Dying is not the worst part.

What does dying feel like? Where do you go after you die?

Many people ask these questions but let me tell you this: don’t. You don’t want to find out.

I was a normal girl like you are but then.. Well, I died. I had a family, a boyfriend and friends. I had just graduated from my university and I was looking for a job when this happened.
I was out with my sister-in-law and I had missed my last bus so I decides to walk. It wasn’t far, about 15 mins on foot and the street was never dark, there were always lamps lighting up every corner. I was on skype, chatting with my boyfriend and my headphones on when I saw a shadow moving. I remember texting “babe it’s really shitty to be walking home alone. Why are you working now? ;/”. Then things got messy. It wasn’t one shadow, they were 3. Three dirty looking guys, probably on drugs. I tried to stay calm and walk away but one of them grabbed my hand and the phone slipped through my fingers, falling on the ground. The screen was totally broken and unusable.
They started talking to me, touching me. One of them asked me something but I didn’t answer. It made him mad so he pushed me into the wall so strong I hit my head. I got dizzy and my feet weren’t able to keep me standing, also the fear froze my mind. I couldn’t move or talk. Later on, they took my clothes off.
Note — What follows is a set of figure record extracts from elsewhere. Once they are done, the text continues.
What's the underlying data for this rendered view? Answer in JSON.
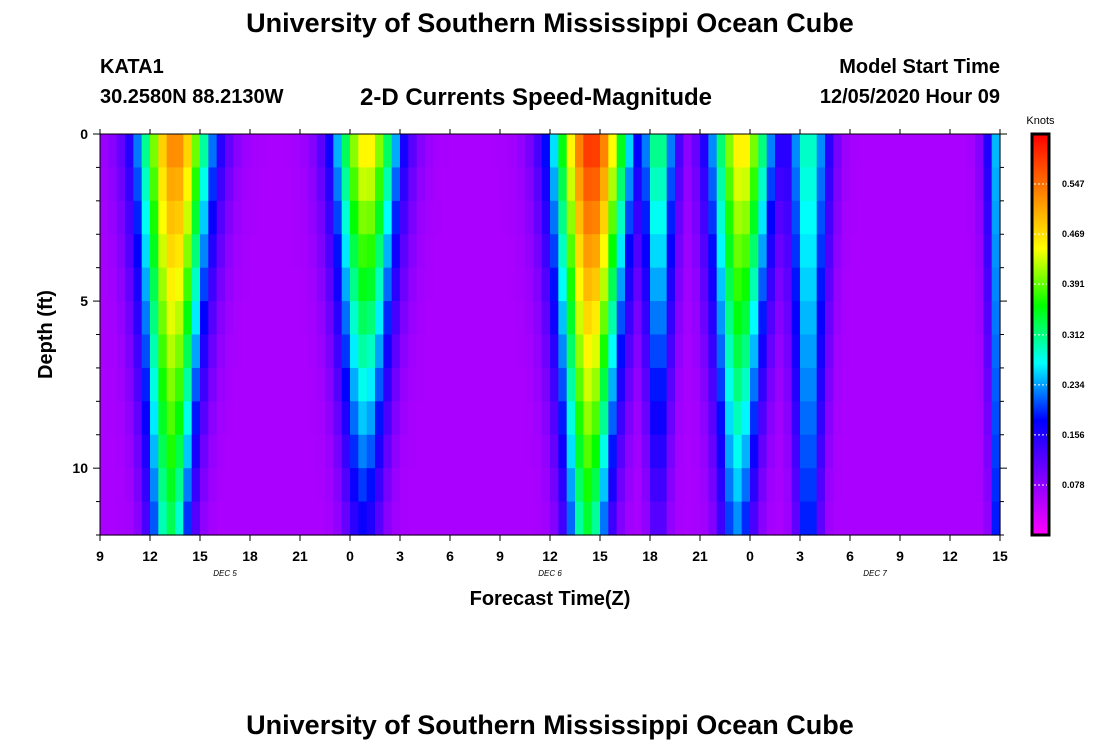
{
  "header": {
    "title": "University of Southern Mississippi Ocean Cube",
    "station_id": "KATA1",
    "coords": "30.2580N 88.2130W",
    "chart_title": "2-D Currents Speed-Magnitude",
    "model_start_label": "Model Start Time",
    "model_start_value": "12/05/2020 Hour 09"
  },
  "footer": {
    "title": "University of Southern Mississippi Ocean Cube"
  },
  "chart_data": {
    "type": "heatmap",
    "title": "2-D Currents Speed-Magnitude",
    "xlabel": "Forecast Time(Z)",
    "ylabel": "Depth (ft)",
    "x_range_hours": [
      0,
      54
    ],
    "y_range_ft": [
      0,
      12
    ],
    "y_inverted": true,
    "x_ticks": [
      "9",
      "12",
      "15",
      "18",
      "21",
      "0",
      "3",
      "6",
      "9",
      "12",
      "15",
      "18",
      "21",
      "0",
      "3",
      "6",
      "9",
      "12",
      "15"
    ],
    "x_tick_hours": [
      0,
      3,
      6,
      9,
      12,
      15,
      18,
      21,
      24,
      27,
      30,
      33,
      36,
      39,
      42,
      45,
      48,
      51,
      54
    ],
    "y_ticks": [
      "0",
      "5",
      "10"
    ],
    "y_tick_values": [
      0,
      5,
      10
    ],
    "day_labels": [
      {
        "label": "DEC 5",
        "hour": 7.5
      },
      {
        "label": "DEC 6",
        "hour": 27
      },
      {
        "label": "DEC 7",
        "hour": 46.5
      }
    ],
    "colorbar": {
      "unit": "Knots",
      "min": 0,
      "max": 0.625,
      "tick_values": [
        0.078,
        0.156,
        0.234,
        0.312,
        0.391,
        0.469,
        0.547
      ],
      "tick_labels": [
        "0.078",
        "0.156",
        "0.234",
        "0.312",
        "0.391",
        "0.469",
        "0.547"
      ],
      "colors": [
        "#ff00ff",
        "#8000ff",
        "#0000ff",
        "#00ffff",
        "#00ff00",
        "#ffff00",
        "#ff8000",
        "#ff0000"
      ]
    },
    "peaks": [
      {
        "hour": 4.5,
        "width": 2.2,
        "surface": 0.54,
        "bottom": 0.32,
        "skew": -0.3
      },
      {
        "hour": 16.0,
        "width": 2.0,
        "surface": 0.47,
        "bottom": 0.16,
        "skew": -0.2
      },
      {
        "hour": 29.5,
        "width": 2.3,
        "surface": 0.6,
        "bottom": 0.33,
        "skew": -0.25
      },
      {
        "hour": 33.5,
        "width": 1.1,
        "surface": 0.33,
        "bottom": 0.12,
        "skew": 0.0
      },
      {
        "hour": 38.5,
        "width": 1.9,
        "surface": 0.47,
        "bottom": 0.22,
        "skew": -0.3
      },
      {
        "hour": 42.5,
        "width": 1.3,
        "surface": 0.3,
        "bottom": 0.2,
        "skew": 0.0
      },
      {
        "hour": 54.0,
        "width": 0.9,
        "surface": 0.26,
        "bottom": 0.22,
        "skew": 0.0
      }
    ],
    "background_speed": 0.06
  }
}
That was the moment my hand moved on its own and hit one of the men. It was a mistake. He just broke it. I couldn’t find my voice to scream for help. They raped me. Each of them did. But that wasn’t the end. They couldn’t let me live. I’d seen their faces. They wanted me to suffer. They stabbed me in the stomach multiply times, many small cuts so I can die slower. They went away laughing and left me to die. It was so light I could see the blood dripping off my naked body. It hurt so bad. Suddenly, my phone started ringing. I crawled to reach it. I heard my boyfriends voice but I couldn’t understand a word.
-Make it stop, babe.
My last words to the person I loved were these.
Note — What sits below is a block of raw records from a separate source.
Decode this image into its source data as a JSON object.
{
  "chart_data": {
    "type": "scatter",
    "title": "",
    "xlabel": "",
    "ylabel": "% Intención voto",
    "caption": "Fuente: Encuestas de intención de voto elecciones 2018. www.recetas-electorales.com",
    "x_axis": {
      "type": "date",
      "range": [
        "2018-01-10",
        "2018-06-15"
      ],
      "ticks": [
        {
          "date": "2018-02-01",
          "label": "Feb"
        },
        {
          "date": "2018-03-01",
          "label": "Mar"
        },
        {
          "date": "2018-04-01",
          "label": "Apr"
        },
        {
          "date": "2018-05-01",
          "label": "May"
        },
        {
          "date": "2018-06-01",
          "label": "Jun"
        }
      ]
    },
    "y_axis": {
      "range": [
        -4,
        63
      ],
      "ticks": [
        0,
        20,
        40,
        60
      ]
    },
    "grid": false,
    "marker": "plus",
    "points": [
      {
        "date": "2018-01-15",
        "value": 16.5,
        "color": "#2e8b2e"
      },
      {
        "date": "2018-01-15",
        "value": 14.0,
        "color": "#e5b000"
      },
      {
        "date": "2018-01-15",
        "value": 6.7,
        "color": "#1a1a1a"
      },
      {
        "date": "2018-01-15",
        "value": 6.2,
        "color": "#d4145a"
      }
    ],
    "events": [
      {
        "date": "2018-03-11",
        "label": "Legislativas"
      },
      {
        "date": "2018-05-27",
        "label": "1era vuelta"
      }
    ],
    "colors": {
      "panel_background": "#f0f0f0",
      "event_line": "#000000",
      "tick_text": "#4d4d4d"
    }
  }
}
Then I died. I didn’t get to say goodbye. I didn’t get to have a job, a career and a life.
And here comes the part, where I answer your questions. I wasn’t a ghost, I didn’t reborn and I surely didn’t go to heaven. I stayed here on Earth as.. Nothing.
The worst part about dying isn’t dying itself. It’s about seeing the people you loved suffer because of you and then seeing them forget you. But you don’t fade away. You just sit and watch helpless how their lives go on without you. And realize they never needed you.